Law enforcement officers are moving in to remove pipeline protesters from private land in North Dakota. Tensions began to escalate Thursday as hundreds of police in riot gear prepared to remove the Dakota Access Pipeline protesters from their camp.
Journalist Jason Patinkin tweeted that, “Protesters are burning tires, logs and other objects sending smoke onto the roadway.” The FAA has restricted flights over the Cannonball area until Nov 5, and more than 260 protesters have been arrested over the last few weeks.

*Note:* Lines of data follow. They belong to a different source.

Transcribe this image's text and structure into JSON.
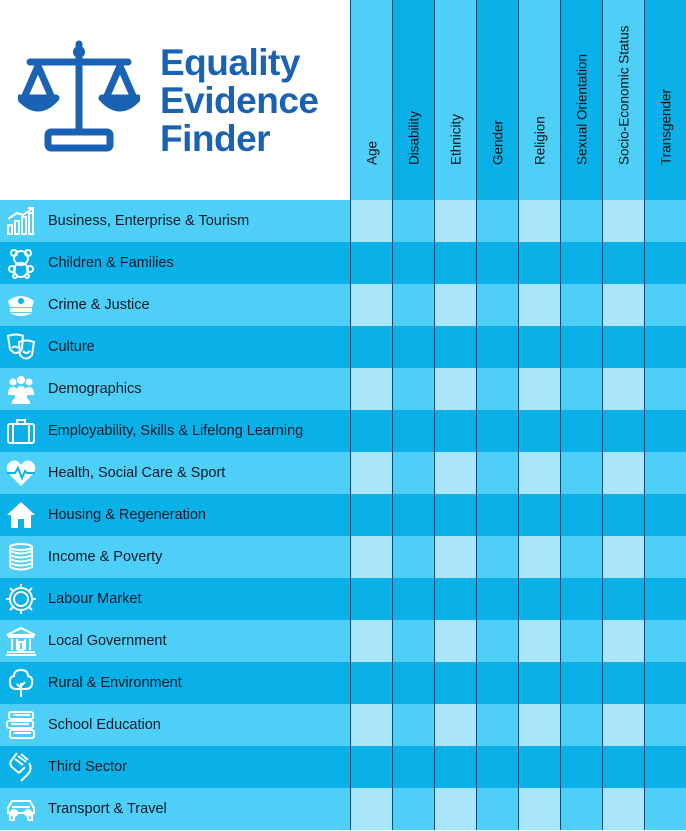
{
  "logo": {
    "lines": [
      "Equality",
      "Evidence",
      "Finder"
    ],
    "icon": "scales-icon",
    "color": "#1a63b4"
  },
  "columns": [
    "Age",
    "Disability",
    "Ethnicity",
    "Gender",
    "Religion",
    "Sexual Orientation",
    "Socio-Economic Status",
    "Transgender"
  ],
  "rows": [
    {
      "label": "Business, Enterprise & Tourism",
      "icon": "chart-growth-icon"
    },
    {
      "label": "Children & Families",
      "icon": "teddy-bear-icon"
    },
    {
      "label": "Crime & Justice",
      "icon": "police-cap-icon"
    },
    {
      "label": "Culture",
      "icon": "theatre-masks-icon"
    },
    {
      "label": "Demographics",
      "icon": "people-group-icon"
    },
    {
      "label": "Employability, Skills & Lifelong Learning",
      "icon": "briefcase-icon"
    },
    {
      "label": "Health, Social Care & Sport",
      "icon": "heartbeat-icon"
    },
    {
      "label": "Housing & Regeneration",
      "icon": "house-icon"
    },
    {
      "label": "Income & Poverty",
      "icon": "coins-icon"
    },
    {
      "label": "Labour Market",
      "icon": "cog-icon"
    },
    {
      "label": "Local Government",
      "icon": "government-building-icon"
    },
    {
      "label": "Rural & Environment",
      "icon": "tree-icon"
    },
    {
      "label": "School Education",
      "icon": "books-icon"
    },
    {
      "label": "Third Sector",
      "icon": "helping-hands-icon"
    },
    {
      "label": "Transport & Travel",
      "icon": "car-icon"
    }
  ],
  "colors": {
    "row_even": "#4dcff7",
    "row_odd": "#0ab0e8",
    "cell_light": "#a9e6fb",
    "cell_mid": "#4dcff7",
    "cell_dark": "#0ab0e8",
    "cell_deep": "#05a6e0"
  }
}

Fire spreading through the straw bales pic.twitter.com/7AzsZM3UKJ
— Caroline Grueskin (@cgrueskin) October 27, 2016
For days, police have been saying they have the manpower to go in and end this, but they wanted to do everything they could first to find a solution.
A deputy with the Morton County Sheriff’s Office told local media that they’ve reached out to the camps for a ‘common sense way’ to deal with this in the courts, and asked them numerous times to move back to the main camp near Fort Rice, and leave the private property. He added that in the 2 1/2 months this has been going on, the only time they engaged with the protesters is when they went onto a site and assaulted others on private property.
@AmyDalrympleFCC Good.
— Renae C Mitchell (@RenaeCartierM) October 27, 2016
The sheriff’s office says that Energy Transfer Partners, the developer of the pipeline that stretches from ND to Illinois, has a right of way for construction on the site. Opponents argue that the pipeline project won approval “without a proper environmental study”. They worry their drinking water could become contaminated if the pipeline leaks into the Missouri River, Huff Post reported.
Police were attempting earlier to remove an illegal blockade on Morton County Road 134, where protesters are preventing farmers and ranchers from getting to their fields. Not to mention, they say, this poses a huge public safety hazard for other residents. Officials say Hwy 1806 is still shut down between Ft. Rice and Cannonball. Rt.com reports that construction on the pipeline has “resumed within sight of the confrontation on the state highway.”
The Standing Rock Sioux tribe has been leading the protest since August. According to rt.com, tribe leaders have agreed to provide their land to “relocate the unauthorized camp from the US Army Corps of Engineers property for the winter.”
People have been coming here from other states like Oklahoma and South Dakota to join the local protesters. But deputies say the people of ND have a right to move freely to and from their homes. Police say the last thing they want is a confrontation, but the rule of law has to be enforced at some point.
The local sheriff’s department told KFYRTV that “numerous counties, cities, state agencies and out-of-state law enforcement are assisting in the operation.”